The man paused only for a few seconds, and again took up his parable—the battle of the poor and the rich. The flow of words poured forth, platitude on platitude, in turbid flood, sound and fury signifying elusively, sometimes the collectivist doctrine, at others the mere sans-culotte hatred of the aristocrat. Jimmie, speculating on the impression made by the oratory on the minds of the audience, moved slightly apart from the crowd. His glance wandering away took in Morland on his way home, walking sedately on the path towards the Marble Arch. He ran across the few yards of intervening space and accosted his friend gaily.

“Come and have a lesson in public speaking, and at the same time hear the other side of the political question.”

“What! go and stand among that rabble?” cried Morland, aghast.

“You'll have to stand among worse, so you had better get used to it. Besides, the man is a delightful fellow, with a face like Habakkuk, capable of everything. To hear him one would think he were erupting red-hot lava, whereas really it is molten omelette. Come. Your purple and fine linen will be a red rag to him.”

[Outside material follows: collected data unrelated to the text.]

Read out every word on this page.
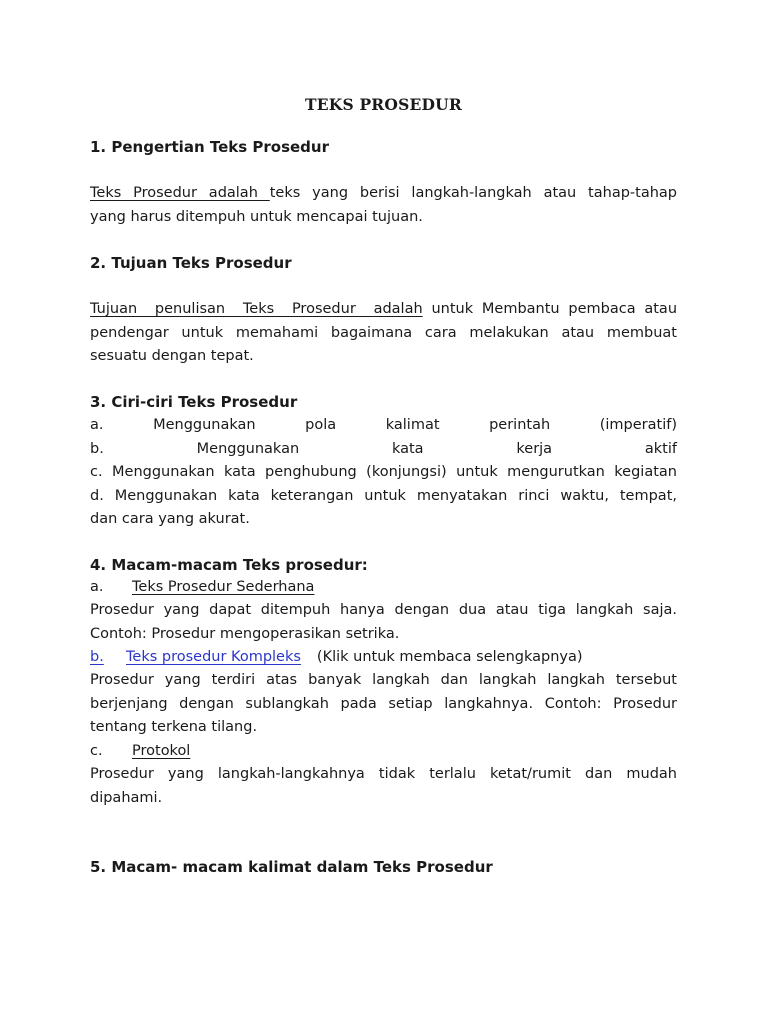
TEKS PROSEDUR
1. Pengertian Teks Prosedur
Teks Prosedur adalah teks yang berisi langkah-langkah atau tahap-tahap
yang harus ditempuh untuk mencapai tujuan.
2. Tujuan Teks Prosedur
Tujuan penulisan Teks Prosedur adalah untuk Membantu pembaca atau
pendengar untuk memahami bagaimana cara melakukan atau membuat
sesuatu dengan tepat.
3. Ciri-ciri Teks Prosedur
a. Menggunakan pola kalimat perintah (imperatif)
b. Menggunakan kata kerja aktif
c. Menggunakan kata penghubung (konjungsi) untuk mengurutkan kegiatan
d. Menggunakan kata keterangan untuk menyatakan rinci waktu, tempat,
dan cara yang akurat.
4. Macam-macam Teks prosedur:
a. Teks Prosedur Sederhana
Prosedur yang dapat ditempuh hanya dengan dua atau tiga langkah saja.
Contoh: Prosedur mengoperasikan setrika.
b. Teks prosedur Kompleks (Klik untuk membaca selengkapnya)
Prosedur yang terdiri atas banyak langkah dan langkah langkah tersebut
berjenjang dengan sublangkah pada setiap langkahnya. Contoh: Prosedur
tentang terkena tilang.
c. Protokol
Prosedur yang langkah-langkahnya tidak terlalu ketat/rumit dan mudah
dipahami.
5. Macam- macam kalimat dalam Teks Prosedur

Laughing, he dragged the protesting Morland within earshot of the speaker. Morland listened superciliously for a few moments.

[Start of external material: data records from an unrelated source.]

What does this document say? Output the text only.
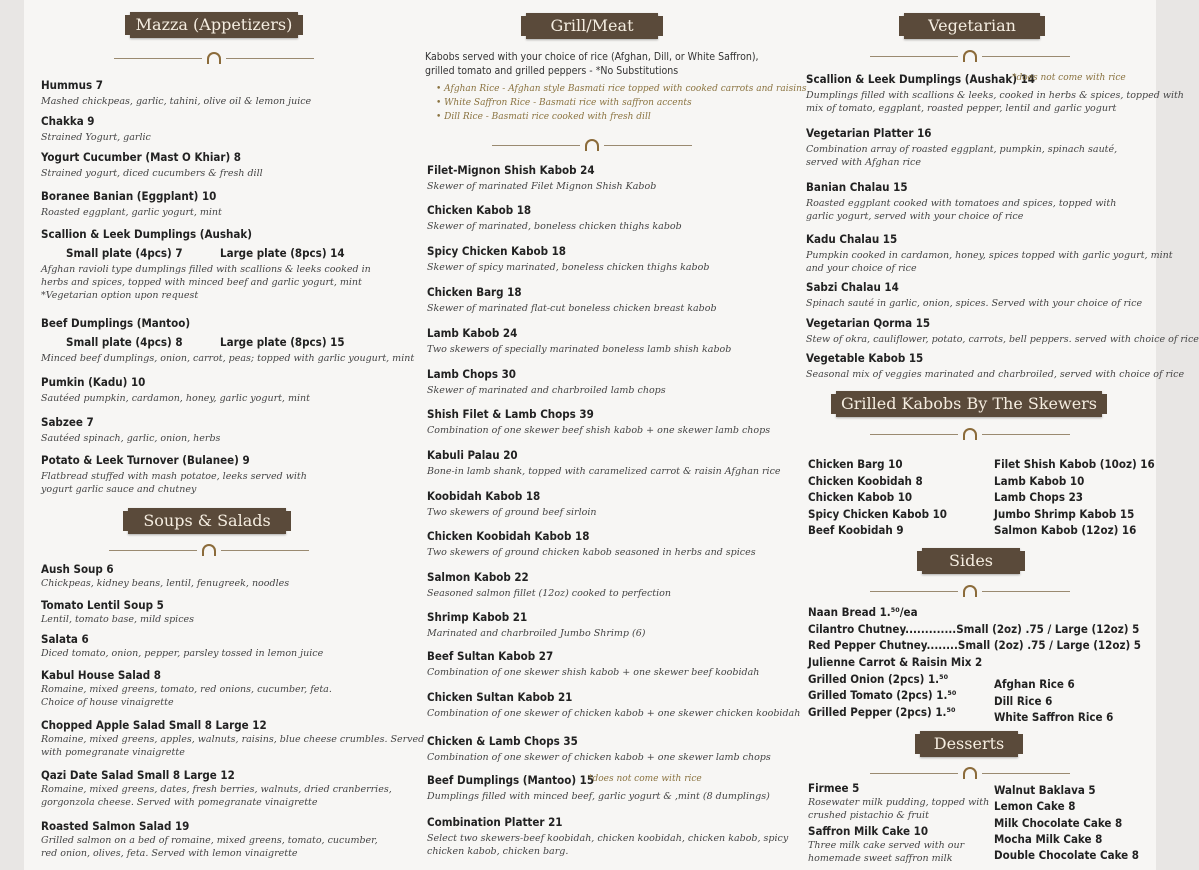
Mazza (Appetizers)
Soups & Salads
Grill/Meat
Kabobs served with your choice of rice (Afghan, Dill, or White Saffron),
grilled tomato and grilled peppers - *No Substitutions
• Afghan Rice - Afghan style Basmati rice topped with cooked carrots and raisins
• White Saffron Rice - Basmati rice with saffron accents
• Dill Rice - Basmati rice cooked with fresh dill
Vegetarian
Grilled Kabobs By The Skewers
Sides
Desserts
Hummus 7
Mashed chickpeas, garlic, tahini, olive oil & lemon juice
Chakka 9
Strained Yogurt, garlic
Yogurt Cucumber (Mast O Khiar) 8
Strained yogurt, diced cucumbers & fresh dill
Boranee Banian (Eggplant) 10
Roasted eggplant, garlic yogurt, mint
Scallion & Leek Dumplings (Aushak)
Small plate (4pcs) 7	Large plate (8pcs) 14
Afghan ravioli type dumplings filled with scallions & leeks cooked in
herbs and spices, topped with minced beef and garlic yogurt, mint
*Vegetarian option upon request
Beef Dumplings (Mantoo)
Small plate (4pcs) 8	Large plate (8pcs) 15
Minced beef dumplings, onion, carrot, peas; topped with garlic yougurt, mint
Pumkin (Kadu) 10
Sautéed pumpkin, cardamon, honey, garlic yogurt, mint
Sabzee 7
Sautéed spinach, garlic, onion, herbs
Potato & Leek Turnover (Bulanee) 9
Flatbread stuffed with mash potatoe, leeks served with
yogurt garlic sauce and chutney
Aush Soup 6
Chickpeas, kidney beans, lentil, fenugreek, noodles
Tomato Lentil Soup 5
Lentil, tomato base, mild spices
Salata 6
Diced tomato, onion, pepper, parsley tossed in lemon juice
Kabul House Salad 8
Romaine, mixed greens, tomato, red onions, cucumber, feta.
Choice of house vinaigrette
Chopped Apple Salad Small 8 Large 12
Romaine, mixed greens, apples, walnuts, raisins, blue cheese crumbles. Served
with pomegranate vinaigrette
Qazi Date Salad Small 8 Large 12
Romaine, mixed greens, dates, fresh berries, walnuts, dried cranberries,
gorgonzola cheese. Served with pomegranate vinaigrette
Roasted Salmon Salad 19
Grilled salmon on a bed of romaine, mixed greens, tomato, cucumber,
red onion, olives, feta. Served with lemon vinaigrette
Filet-Mignon Shish Kabob 24
Skewer of marinated Filet Mignon Shish Kabob
Chicken Kabob 18
Skewer of marinated, boneless chicken thighs kabob
Spicy Chicken Kabob 18
Skewer of spicy marinated, boneless chicken thighs kabob
Chicken Barg 18
Skewer of marinated flat-cut boneless chicken breast kabob
Lamb Kabob 24
Two skewers of specially marinated boneless lamb shish kabob
Lamb Chops 30
Skewer of marinated and charbroiled lamb chops
Shish Filet & Lamb Chops 39
Combination of one skewer beef shish kabob + one skewer lamb chops
Kabuli Palau 20
Bone-in lamb shank, topped with caramelized carrot & raisin Afghan rice
Koobidah Kabob 18
Two skewers of ground beef sirloin
Chicken Koobidah Kabob 18
Two skewers of ground chicken kabob seasoned in herbs and spices
Salmon Kabob 22
Seasoned salmon fillet (12oz) cooked to perfection
Shrimp Kabob 21
Marinated and charbroiled Jumbo Shrimp (6)
Beef Sultan Kabob 27
Combination of one skewer shish kabob + one skewer beef koobidah
Chicken Sultan Kabob 21
Combination of one skewer of chicken kabob + one skewer chicken koobidah
Chicken & Lamb Chops 35
Combination of one skewer of chicken kabob + one skewer lamb chops
Beef Dumplings (Mantoo) 15
*does not come with rice
Dumplings filled with minced beef, garlic yogurt & ,mint (8 dumplings)
Combination Platter 21
Select two skewers-beef koobidah, chicken koobidah, chicken kabob, spicy
chicken kabob, chicken barg.
Scallion & Leek Dumplings (Aushak) 14
*does not come with rice
Dumplings filled with scallions & leeks, cooked in herbs & spices, topped with
mix of tomato, eggplant, roasted pepper, lentil and garlic yogurt
Vegetarian Platter 16
Combination array of roasted eggplant, pumpkin, spinach sauté,
served with Afghan rice
Banian Chalau 15
Roasted eggplant cooked with tomatoes and spices, topped with
garlic yogurt, served with your choice of rice
Kadu Chalau 15
Pumpkin cooked in cardamon, honey, spices topped with garlic yogurt, mint
and your choice of rice
Sabzi Chalau 14
Spinach sauté in garlic, onion, spices. Served with your choice of rice
Vegetarian Qorma 15
Stew of okra, cauliflower, potato, carrots, bell peppers. served with choice of rice
Vegetable Kabob 15
Seasonal mix of veggies marinated and charbroiled, served with choice of rice
Chicken Barg 10
Chicken Koobidah 8
Chicken Kabob 10
Spicy Chicken Kabob 10
Beef Koobidah 9
Filet Shish Kabob (10oz) 16
Lamb Kabob 10
Lamb Chops 23
Jumbo Shrimp Kabob 15
Salmon Kabob (12oz) 16
Naan Bread 1.⁵⁰/ea
Cilantro Chutney.............Small (2oz) .75 / Large (12oz) 5
Red Pepper Chutney........Small (2oz) .75 / Large (12oz) 5
Julienne Carrot & Raisin Mix 2
Grilled Onion (2pcs) 1.⁵⁰
Grilled Tomato (2pcs) 1.⁵⁰
Grilled Pepper (2pcs) 1.⁵⁰
Afghan Rice 6
Dill Rice 6
White Saffron Rice 6
Firmee 5
Rosewater milk pudding, topped with
crushed pistachio & fruit
Saffron Milk Cake 10
Three milk cake served with our
homemade sweet saffron milk
Walnut Baklava 5
Lemon Cake 8
Milk Chocolate Cake 8
Mocha Milk Cake 8
Double Chocolate Cake 8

“What possible amusement can you find in this drivel?” he asked.

“It is so devilish pathetic,” said Jimmie, “so human—the infinite aspiration and the futile accomplishment. Listen.”

The hymn next door had ceased, the atheist was hunting up a reference, and the words of the pallid man's peroration resounded startlingly in the temporary silence:

“In that day when the sovereign people's will is law, when the weakest and the strongest shall share alike in the plenteous bounty of Providence, no longer shall the poor be mangled beneath the Juggernaut car of wealth, no longer shall your daughters be bound to the rich man's chariot-wheels and whirled shrieking into an infamy worse than death, no longer shall the poor man's soul burn with hell fire at the rich man's desecration of the once pure woman that he loves, no more rottenness, foulness, stench, iniquity, but the earth shall rest in purity, securely folded in the angel wings of peace!”

He waved his arms in a gesture of dismissal, turned his back on the crowd, and sat down exhausted on the little wooden bench that had been his platform. The crowd gradually moved away, some laughing idly, others reflectively chewing the cud of their Barmecide meal. Morland pointed a gold-mounted cane at the late speaker.